LEGISLATIVE FISCAL ESTIMATE TO


ASSEMBLY COMMITTEE SUBSTITUTE FOR

ASSEMBLY, Nos. 825 and 1929


STATE OF NEW JERSEY

 

DATED: AUGUST 29, 1997

 

 

      Assembly Committee Substitute for Assembly Bill Numbers 825 of 1996 and 1929 of 1997 would exempt receipts from the sale of "ultra low emissions" vehicles and "super ultra low emissions" vehicles from the sales and use tax. These vehicles would be so certified under rules established by the California Air Resources Board (CARB) or the federal Environmental Protection Agency (EPA) according to the bill. The exemption proposed in the bill would be allowed for five calendar years commencing after the date of enactment.

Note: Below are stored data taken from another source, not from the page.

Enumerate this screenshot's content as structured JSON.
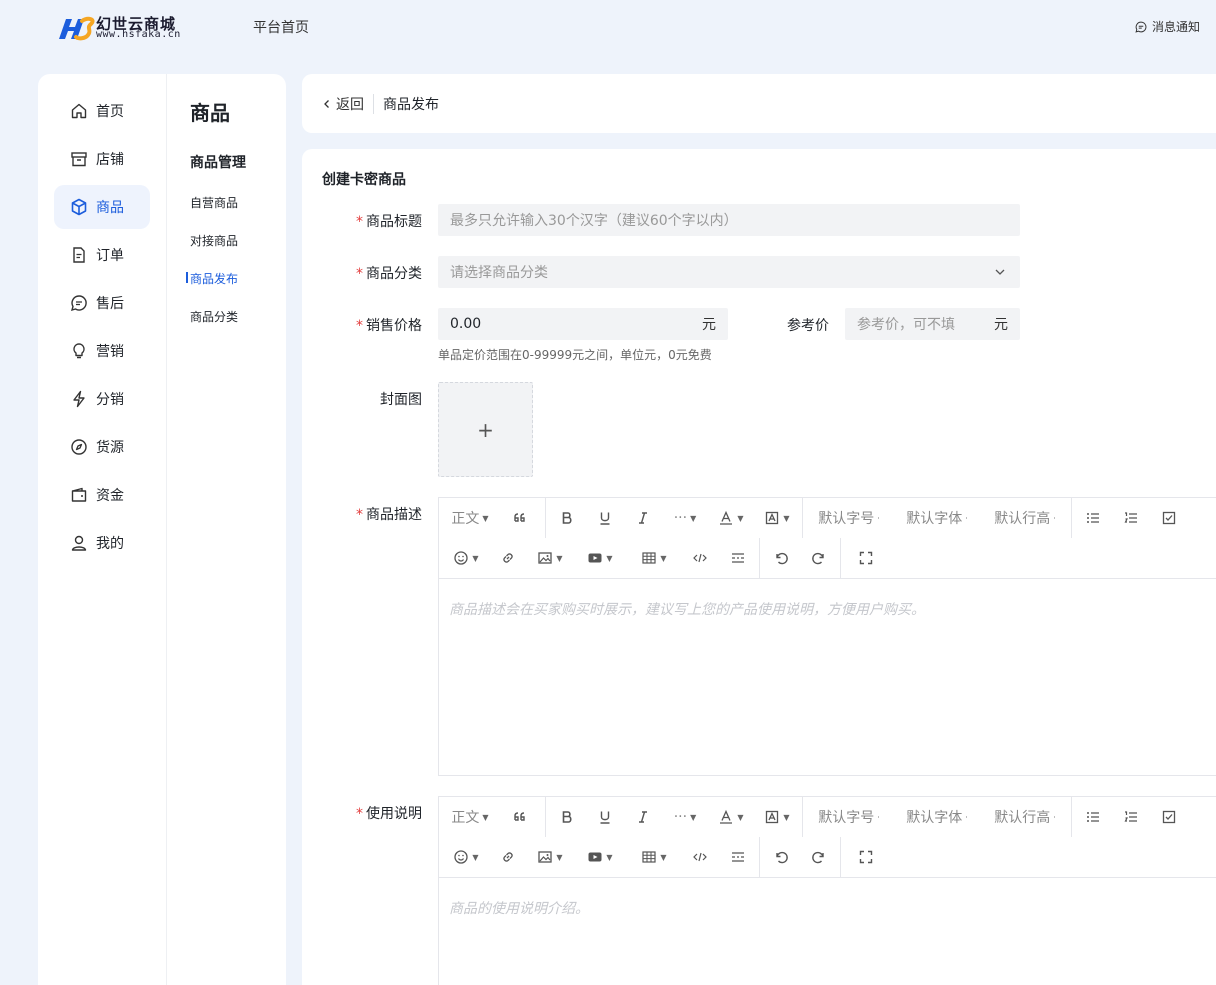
{
  "header": {
    "logo_name": "幻世云商城",
    "logo_url": "www.hsfaka.cn",
    "nav_home": "平台首页",
    "notice": "消息通知"
  },
  "sidebar": {
    "items": [
      {
        "label": "首页",
        "icon": "home-icon"
      },
      {
        "label": "店铺",
        "icon": "store-icon"
      },
      {
        "label": "商品",
        "icon": "box-icon",
        "active": true
      },
      {
        "label": "订单",
        "icon": "document-icon"
      },
      {
        "label": "售后",
        "icon": "chat-icon"
      },
      {
        "label": "营销",
        "icon": "bulb-icon"
      },
      {
        "label": "分销",
        "icon": "lightning-icon"
      },
      {
        "label": "货源",
        "icon": "compass-icon"
      },
      {
        "label": "资金",
        "icon": "wallet-icon"
      },
      {
        "label": "我的",
        "icon": "user-icon"
      }
    ]
  },
  "subnav": {
    "title": "商品",
    "group": "商品管理",
    "items": [
      "自营商品",
      "对接商品",
      "商品发布",
      "商品分类"
    ],
    "active": "商品发布"
  },
  "breadcrumb": {
    "back": "返回",
    "current": "商品发布"
  },
  "form": {
    "title": "创建卡密商品",
    "name_label": "商品标题",
    "name_placeholder": "最多只允许输入30个汉字（建议60个字以内）",
    "category_label": "商品分类",
    "category_placeholder": "请选择商品分类",
    "price_label": "销售价格",
    "price_value": "0.00",
    "price_unit": "元",
    "ref_label": "参考价",
    "ref_placeholder": "参考价，可不填",
    "ref_unit": "元",
    "price_hint": "单品定价范围在0-99999元之间，单位元，0元免费",
    "cover_label": "封面图",
    "cover_plus": "+",
    "desc_label": "商品描述",
    "desc_placeholder": "商品描述会在买家购买时展示，建议写上您的产品使用说明，方便用户购买。",
    "usage_label": "使用说明",
    "usage_placeholder": "商品的使用说明介绍。"
  },
  "toolbar": {
    "paragraph": "正文",
    "font_size": "默认字号",
    "font_family": "默认字体",
    "line_height": "默认行高",
    "more": "···"
  }
}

      The Office of Legislative Services (OLS) observes the federal EPA is in the final stage of promulgating a new National Low Emission Vehicle (NLEV) program under the authority of the federal Clean Air Act. The new emissions regulations for the manufacture and sale of new automobiles and light trucks (minivans, full size vans and pickups) in the United States are expected to be approved by the end of the summer of 1997. The emissions regulations will be phased in over a period of time that will be set at the time of the final approval. The fiscal impact of the bill will depend on the final form of the regulations as well as production and marketing decisions made by the automobile producers and by consumer purchase decisions.

      The goal of the new emissions program is to harmonize varying emissions standards in the nation into a single national standard early in the 21st century. The introduction of ultra low emissions vehicles (ULEV) will start initially in California and the northeast states. It is reported one automobile manufacturer expects to sell about 20,000 ULEV automobiles in California and the northeast states in model year 1998. If the bill is enacted in 1997, the State could expect to lose sales tax revenues immediately. If 10 percent of the announced ULEV's are sold in New Jersey, the initial sales tax loss might be as much as $2.5 million if the vehicles are sold in calendar year 1998. The amount of loss would continue to grow during the 5 year duration of the proposed exemption because all manufacturers are expected to sell certified ULEV units in the midatlantic-northeast regions ahead of other states.

      This legislative fiscal estimate has been produced by the Office of Legislative Services due to the failure of the Executive Branch to respond to our request for a fiscal note.

 

This fiscal estimate has been prepared pursuant to P.L.1980, c.67.